Sometimes, you may want specific tokenization or stemming behavior that differs from what OpenText™ Analytics Database provides.

Sometimes, you may want specific tokenization or stemming behavior that differs from what OpenText™ Analytics Database provides. In such cases, you can to implement your own custom User Defined Extensions (UDx) to replace the stemmer or tokenizer.
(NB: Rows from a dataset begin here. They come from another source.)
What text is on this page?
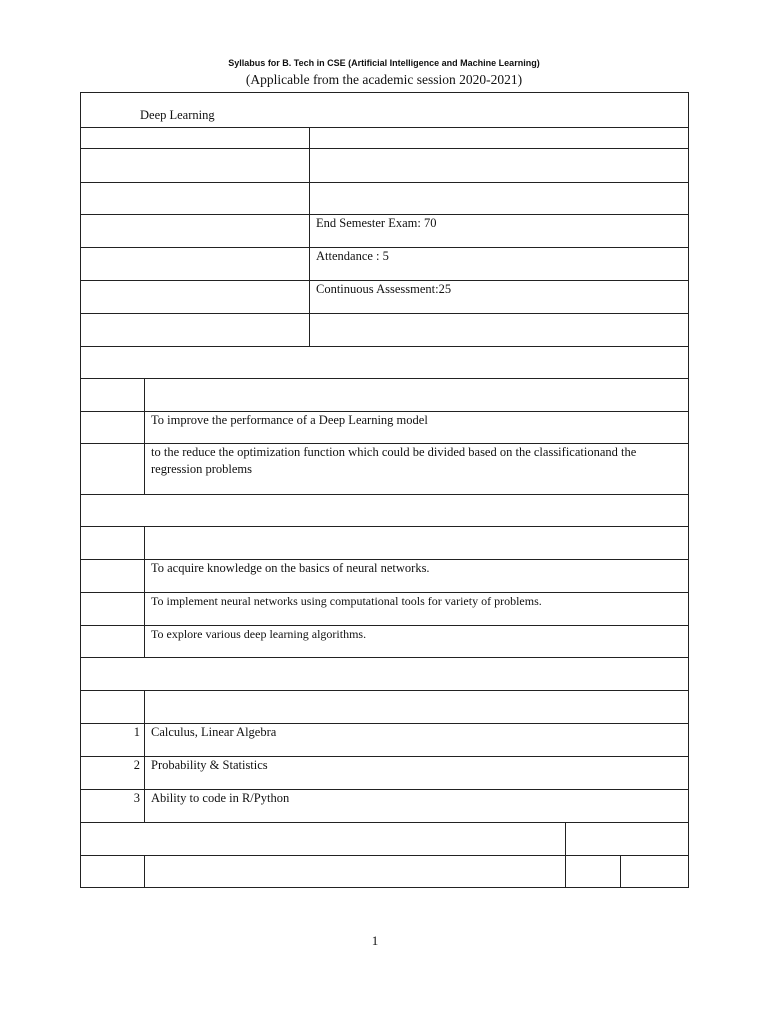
Syllabus for B. Tech in CSE (Artificial Intelligence and Machine Learning)
(Applicable from the academic session 2020-2021)
Deep Learning
End Semester Exam: 70
Attendance : 5
Continuous Assessment:25
To improve the performance of a Deep Learning model
to the reduce the optimization function which could be divided based on the classificationand the regression problems
To acquire knowledge on the basics of neural networks.
To implement neural networks using computational tools for variety of problems.
To explore various deep learning algorithms.
1 Calculus, Linear Algebra
2 Probability & Statistics
3 Ability to code in R/Python
1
For more information about building custom UDxs see Developing user-defined extensions (UDxs).

Verify that the UDx extension meets these requirements before implementing a custom stemmer or tokenizer.

Stemmer requirements

Comply with these requirements when you create custom stemmers:

  • Must be a User Defined Scalar Function (UDSF) or a SQL Function

  • Can be written in C++, Java, or R

  • Volatility set to stable or immutable

Supported Data Input Types:

  • Varchar

  • Long varchar

Supported Data Output Types:

  • Varchar

  • Long varchar

Tokenizer requirements

To create custom tokenizers, follow these requirements:

  • Must be a User Defined Transform Function (UDTF)

  • Can be written in C++, Java, or R

  • Input type must match the type of the input text

Supported Data Input Types:

  • Char

  • Varchar

  • Long varchar

  • Varbinary

  • Long varbinary

Supported Data Output Types:

  • Varchar

  • Long varchar